The Next Gen federal student loan servicing system will bring changes to how federal student loan borrowers make payments.
The Department of Education’s Office of Federal Student Aid (FSA) is working on making some big changes to the current federal student loan servicing system. This new system is called the Next Generation Financial Services Environment (Next Gen).
The Department of Education started making plans for an updated student loan servicing system in 2014. Next Gen aims to simplify student loan repayment for borrowers, with a plan to be fully implemented in 2019.
The plan is to have a single website that borrowers can log into and make payments, consolidate their loans, or get help from customer service agents. There are many different advantages to this plan.
Currently, federal student loan borrowers can make payments to one of nine different student loan servicers. Each one of these servicers has their own website and uses different technology platforms.
Using a single system will make this process much more straightforward for borrowers. Having a centralized technology infrastructure would make it easier for the FSA to house borrower information and track analytics. And it should be easier for the FSA to monitor their student loan servicers.
However, it is unclear how the FSA plans to monitor student loan servicers going forward. There is no plan for accountability, and the FSA has not established what their standards are for renewing contracts with student loan servicers, according to the Center for American Progress. And although the single, unified website could make loan repayments easier, borrowers would have no way of knowing what company is servicing their loan.
One thing that could complicate this process is that NextGen will require two separate servicing systems to process loans. One system will be for old loans and one will be for new loans.

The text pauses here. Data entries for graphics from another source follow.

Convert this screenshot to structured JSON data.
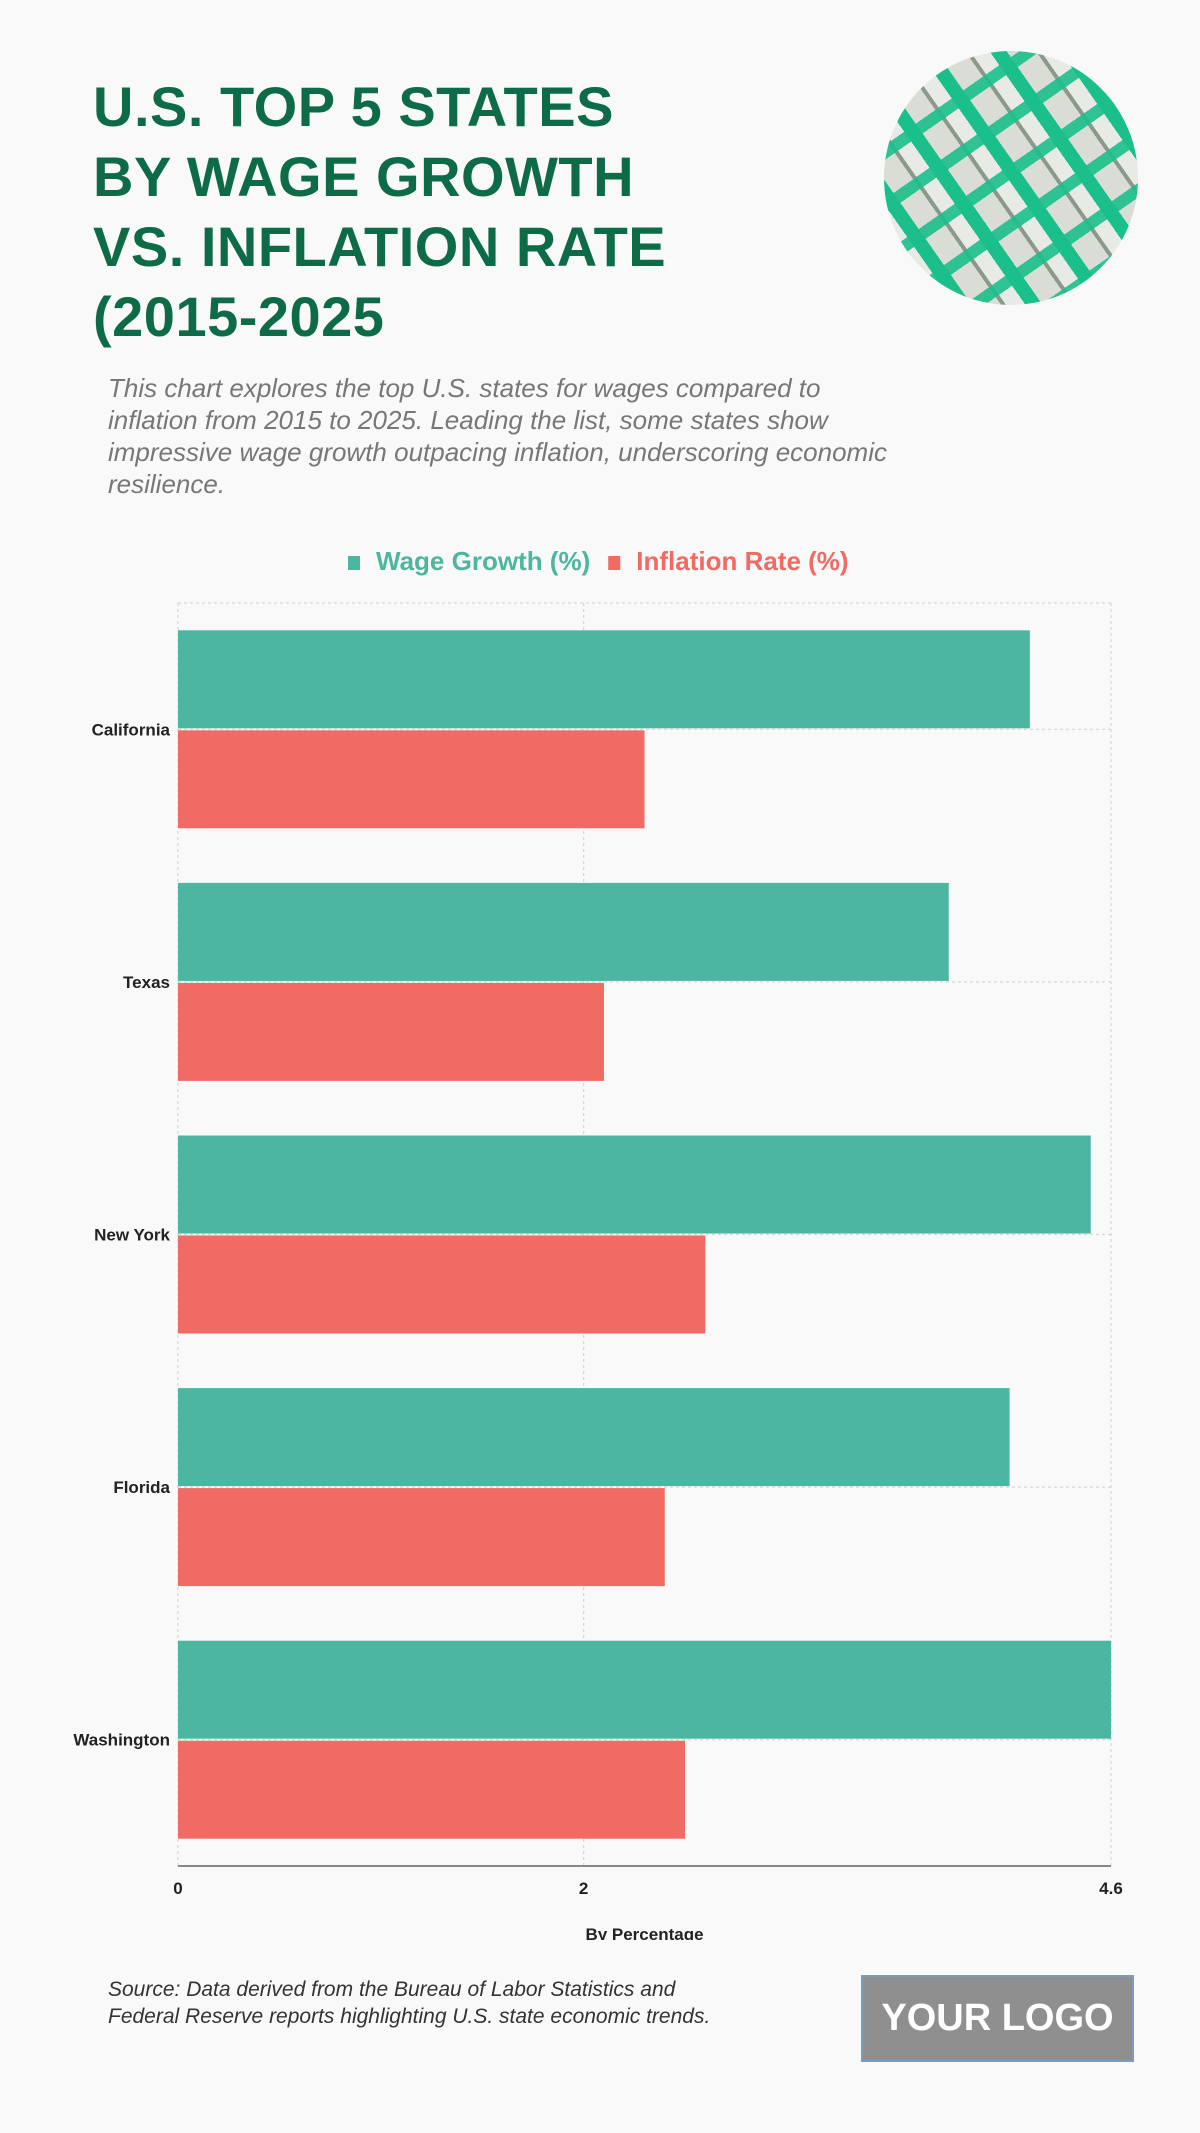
{
  "title_lines": [
    "U.S. TOP 5 STATES",
    "BY WAGE GROWTH",
    "VS. INFLATION RATE",
    "(2015-2025"
  ],
  "description": "This chart explores the top U.S. states for wages compared to inflation from 2015 to 2025. Leading the list, some states show impressive wage growth outpacing inflation, underscoring economic resilience.",
  "hero_image": "money-bills-pattern",
  "source": [
    "Source: Data derived from the Bureau of Labor Statistics and",
    "Federal Reserve reports highlighting U.S. state economic trends."
  ],
  "logo_text": "YOUR LOGO",
  "chart_data": {
    "type": "bar",
    "orientation": "horizontal",
    "categories": [
      "California",
      "Texas",
      "New York",
      "Florida",
      "Washington"
    ],
    "series": [
      {
        "name": "Wage Growth (%)",
        "color": "#4db6a1",
        "values": [
          4.2,
          3.8,
          4.5,
          4.1,
          4.6
        ]
      },
      {
        "name": "Inflation Rate (%)",
        "color": "#ef6b63",
        "values": [
          2.3,
          2.1,
          2.6,
          2.4,
          2.5
        ]
      }
    ],
    "xlabel": "By Percentage",
    "xlim": [
      0,
      4.6
    ],
    "xticks": [
      "0",
      "2",
      "4.6"
    ],
    "tick_values": [
      0,
      2,
      4.6
    ],
    "grid": true,
    "legend": "top-center"
  }
}
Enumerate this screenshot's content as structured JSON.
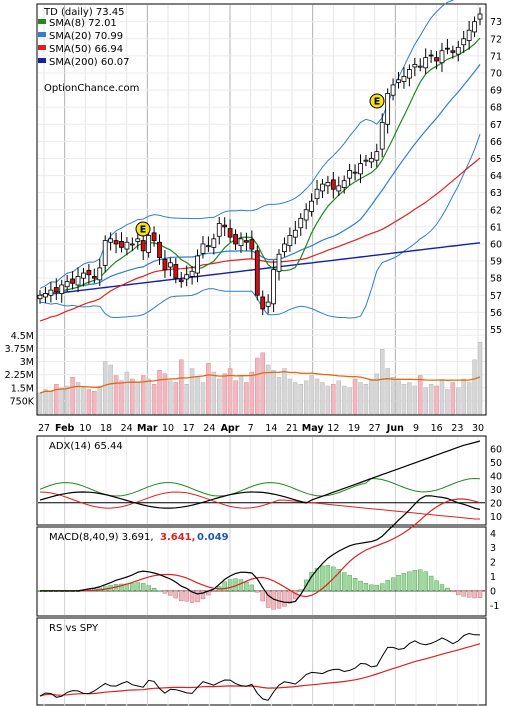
{
  "chart_data": {
    "type": "candlestick",
    "ticker_label": "TD (daily) 73.45",
    "watermark": "OptionChance.com",
    "price_legend": [
      {
        "label": "SMA(8) 72.01",
        "color": "#1f8a1f"
      },
      {
        "label": "SMA(20) 70.99",
        "color": "#2f7fd0"
      },
      {
        "label": "SMA(50) 66.94",
        "color": "#e02020"
      },
      {
        "label": "SMA(200) 60.07",
        "color": "#1020b0"
      }
    ],
    "price_ticks": [
      "55",
      "56",
      "57",
      "58",
      "59",
      "60",
      "61",
      "62",
      "63",
      "64",
      "65",
      "66",
      "67",
      "68",
      "69",
      "70",
      "71",
      "72",
      "73"
    ],
    "price_range": [
      54.5,
      73.8
    ],
    "volume_ticks": [
      "4.5M",
      "3.75M",
      "3M",
      "2.25M",
      "1.5M",
      "750K"
    ],
    "volume_range": [
      0,
      4800000
    ],
    "x_ticks": [
      "27",
      "Feb",
      "10",
      "18",
      "24",
      "Mar",
      "10",
      "17",
      "24",
      "Apr",
      "7",
      "14",
      "21",
      "May",
      "12",
      "19",
      "27",
      "Jun",
      "9",
      "16",
      "23",
      "30"
    ],
    "earnings_markers": [
      "E",
      "E"
    ],
    "adx": {
      "label": "ADX(14) 65.44",
      "ticks": [
        "60",
        "50",
        "40",
        "30",
        "20",
        "10"
      ],
      "range": [
        5,
        68
      ]
    },
    "macd": {
      "label": "MACD(8,40,9) 3.691,",
      "signal_label": "3.641,",
      "hist_label": "0.049",
      "ticks": [
        "4",
        "3",
        "2",
        "1",
        "0",
        "-1"
      ],
      "range": [
        -1.6,
        4.3
      ]
    },
    "rs": {
      "label": "RS vs SPY"
    },
    "closes": [
      57.0,
      57.1,
      57.3,
      57.2,
      57.6,
      57.8,
      57.7,
      58.1,
      58.3,
      58.2,
      58.0,
      58.6,
      60.2,
      60.3,
      60.0,
      59.8,
      60.1,
      60.0,
      60.3,
      59.6,
      60.5,
      60.2,
      59.2,
      58.5,
      58.9,
      58.0,
      57.8,
      58.2,
      58.4,
      59.3,
      60.0,
      59.9,
      60.3,
      61.2,
      61.0,
      60.4,
      60.0,
      60.3,
      60.1,
      59.7,
      57.0,
      56.2,
      56.6,
      58.5,
      59.4,
      60.0,
      60.5,
      60.8,
      61.5,
      62.0,
      62.5,
      63.2,
      63.5,
      63.6,
      63.2,
      63.4,
      63.7,
      64.3,
      64.2,
      64.7,
      64.9,
      65.0,
      65.4,
      67.1,
      68.8,
      69.3,
      69.6,
      69.8,
      70.2,
      70.5,
      70.4,
      70.9,
      71.0,
      70.7,
      71.3,
      71.4,
      71.2,
      71.5,
      72.0,
      72.5,
      73.0,
      73.45
    ],
    "volumes": [
      1200000,
      1400000,
      1300000,
      1700000,
      1500000,
      1600000,
      2100000,
      1800000,
      1500000,
      1400000,
      1300000,
      1600000,
      3000000,
      2800000,
      2200000,
      1900000,
      2400000,
      2000000,
      1800000,
      2200000,
      2000000,
      1700000,
      2500000,
      2300000,
      1900000,
      1800000,
      3100000,
      1700000,
      2600000,
      2100000,
      1800000,
      2900000,
      2400000,
      2000000,
      2300000,
      2600000,
      1900000,
      2200000,
      1800000,
      2400000,
      3200000,
      3500000,
      2800000,
      2500000,
      2100000,
      2600000,
      2000000,
      1800000,
      1700000,
      1900000,
      2200000,
      2000000,
      1800000,
      1600000,
      1700000,
      1900000,
      1600000,
      1500000,
      2000000,
      1800000,
      1700000,
      1900000,
      2300000,
      3700000,
      2600000,
      2100000,
      1900000,
      1700000,
      1800000,
      1600000,
      2200000,
      1500000,
      1700000,
      1600000,
      1900000,
      1400000,
      1800000,
      1500000,
      2000000,
      1800000,
      3100000,
      4100000
    ]
  }
}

Solution 2.0 will be for older loans and will offer repayment plans that aren’t available to new borrowers. Solution 3.0 is for newer loans and will be more efficient and able to respond quickly to regulatory changes. However, it’s unclear what would happen if a borrower had both old and new loans.

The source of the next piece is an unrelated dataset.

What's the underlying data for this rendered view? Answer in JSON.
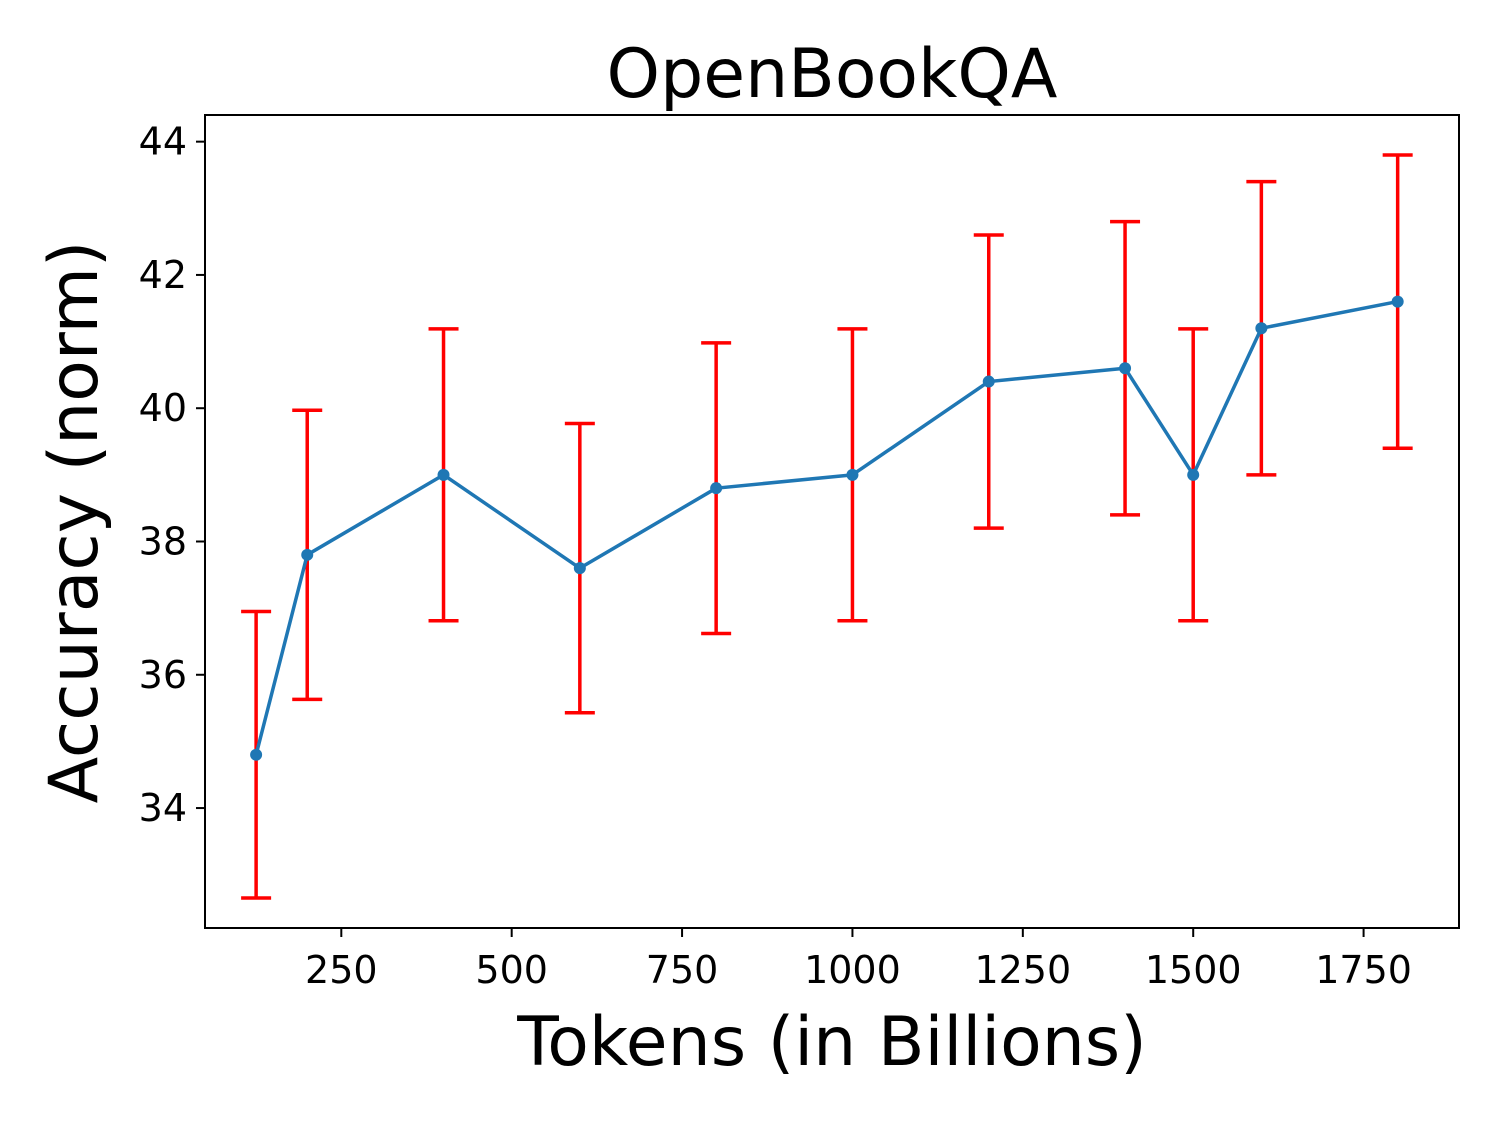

Before NextGen can launch, billions of records from current borrowers will have to be uploaded to the new system, according to the CAP. And this data has to be uploaded accurately or millions of borrowers could experience payment errors. Trying to fix these errors manually would be a time-consuming process.
Congress is monitoring NextGen’s progress and recently issued several requirements in the budget. This includes things like using multiple contractors to increase competition and giving certain borrowers the option to choose their loan servicer.
However, there is a reason to hope that NextGen will be a better solution for current and future borrowers. If this process goes smoothly, it could save borrowers a lot of time and money. A simpler repayment system might help more borrowers pay down their loans quickly and avoid default.